Let's say we have 8 bits to represent these numbers. Se we really have
00001011 and 00110001.
To get the two's complement of 00110001 (to get its negative representation), we need to flip the bits and add one.
Why flip the bits?
Here's how a two's complement number is represented: The value of the first bit is negative 2^N (In this case, it's -2^7) The values of all the other bits is the same as their positive binary representation.
The most significant bit in the binary representation is always zero, so when we flip it to one, we're subtracting 2^N from our number. To counter the fact that we just subtracted a huge amount from the value of our number, we need to add some back. The greater our original number was (e.g. if it was 127), we would only want to add a little back (-128 + 1 = -127). Similarly, the lesser our original number was (e.g. if it was 3), we would want to add a lot back (-128 + 125 = -3). For this reason of compensation, we flip the bits.
Why add one?
The sum of all powers of two less than 2^N is 2^N - 1. And so, by flipping all the bits, we lost 1, and we now need to add it back in.
And so, the two's complement of 00110001 is 11001111.

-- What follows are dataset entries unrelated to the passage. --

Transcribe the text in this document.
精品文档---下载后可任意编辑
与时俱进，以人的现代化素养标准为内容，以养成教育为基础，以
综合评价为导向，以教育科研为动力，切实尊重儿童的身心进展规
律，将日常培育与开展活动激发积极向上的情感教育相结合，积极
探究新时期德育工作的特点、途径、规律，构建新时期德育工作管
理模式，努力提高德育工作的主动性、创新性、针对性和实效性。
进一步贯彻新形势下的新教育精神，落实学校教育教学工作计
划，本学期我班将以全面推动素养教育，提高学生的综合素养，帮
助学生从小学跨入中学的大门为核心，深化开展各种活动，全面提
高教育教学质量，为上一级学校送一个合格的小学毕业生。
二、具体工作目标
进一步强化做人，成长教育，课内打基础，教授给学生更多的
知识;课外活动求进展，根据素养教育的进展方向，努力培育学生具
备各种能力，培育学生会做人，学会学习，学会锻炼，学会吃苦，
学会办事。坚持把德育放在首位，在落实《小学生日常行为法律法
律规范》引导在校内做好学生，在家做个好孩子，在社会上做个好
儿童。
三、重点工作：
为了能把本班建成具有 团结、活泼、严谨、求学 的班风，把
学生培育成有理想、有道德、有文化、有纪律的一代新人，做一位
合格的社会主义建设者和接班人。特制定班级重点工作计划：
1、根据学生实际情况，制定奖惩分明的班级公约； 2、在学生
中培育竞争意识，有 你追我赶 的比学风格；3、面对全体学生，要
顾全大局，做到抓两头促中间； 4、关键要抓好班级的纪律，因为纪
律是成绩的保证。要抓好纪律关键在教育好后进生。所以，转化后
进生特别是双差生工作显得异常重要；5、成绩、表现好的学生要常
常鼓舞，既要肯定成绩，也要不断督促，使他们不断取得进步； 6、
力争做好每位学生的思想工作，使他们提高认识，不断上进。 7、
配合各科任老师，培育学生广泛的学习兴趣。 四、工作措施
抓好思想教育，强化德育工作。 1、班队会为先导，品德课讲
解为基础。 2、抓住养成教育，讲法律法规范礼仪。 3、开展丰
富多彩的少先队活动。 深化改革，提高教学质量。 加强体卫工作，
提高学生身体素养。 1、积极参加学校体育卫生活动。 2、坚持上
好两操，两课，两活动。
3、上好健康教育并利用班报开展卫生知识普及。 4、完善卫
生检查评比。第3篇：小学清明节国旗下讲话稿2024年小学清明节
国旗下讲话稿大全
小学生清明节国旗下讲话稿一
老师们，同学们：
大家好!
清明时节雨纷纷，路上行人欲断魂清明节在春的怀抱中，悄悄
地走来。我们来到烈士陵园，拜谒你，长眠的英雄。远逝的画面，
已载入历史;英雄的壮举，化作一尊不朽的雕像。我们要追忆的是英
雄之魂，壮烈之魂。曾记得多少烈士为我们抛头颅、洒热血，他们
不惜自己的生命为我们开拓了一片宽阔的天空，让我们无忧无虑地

The beauty of the two's complement system is that now we can add the two numbers together to execute the subtraction.
00001011
+11001111
11011010
To convert from two's complement to binary, we sum the negative value of the first bit (weighted by its power of two) and the positive value of all the rest.
And so, the answer is
-128 + 64 + 16 + 8 + 2 = -38
To check, the original problem was, "subtract 49 from 11".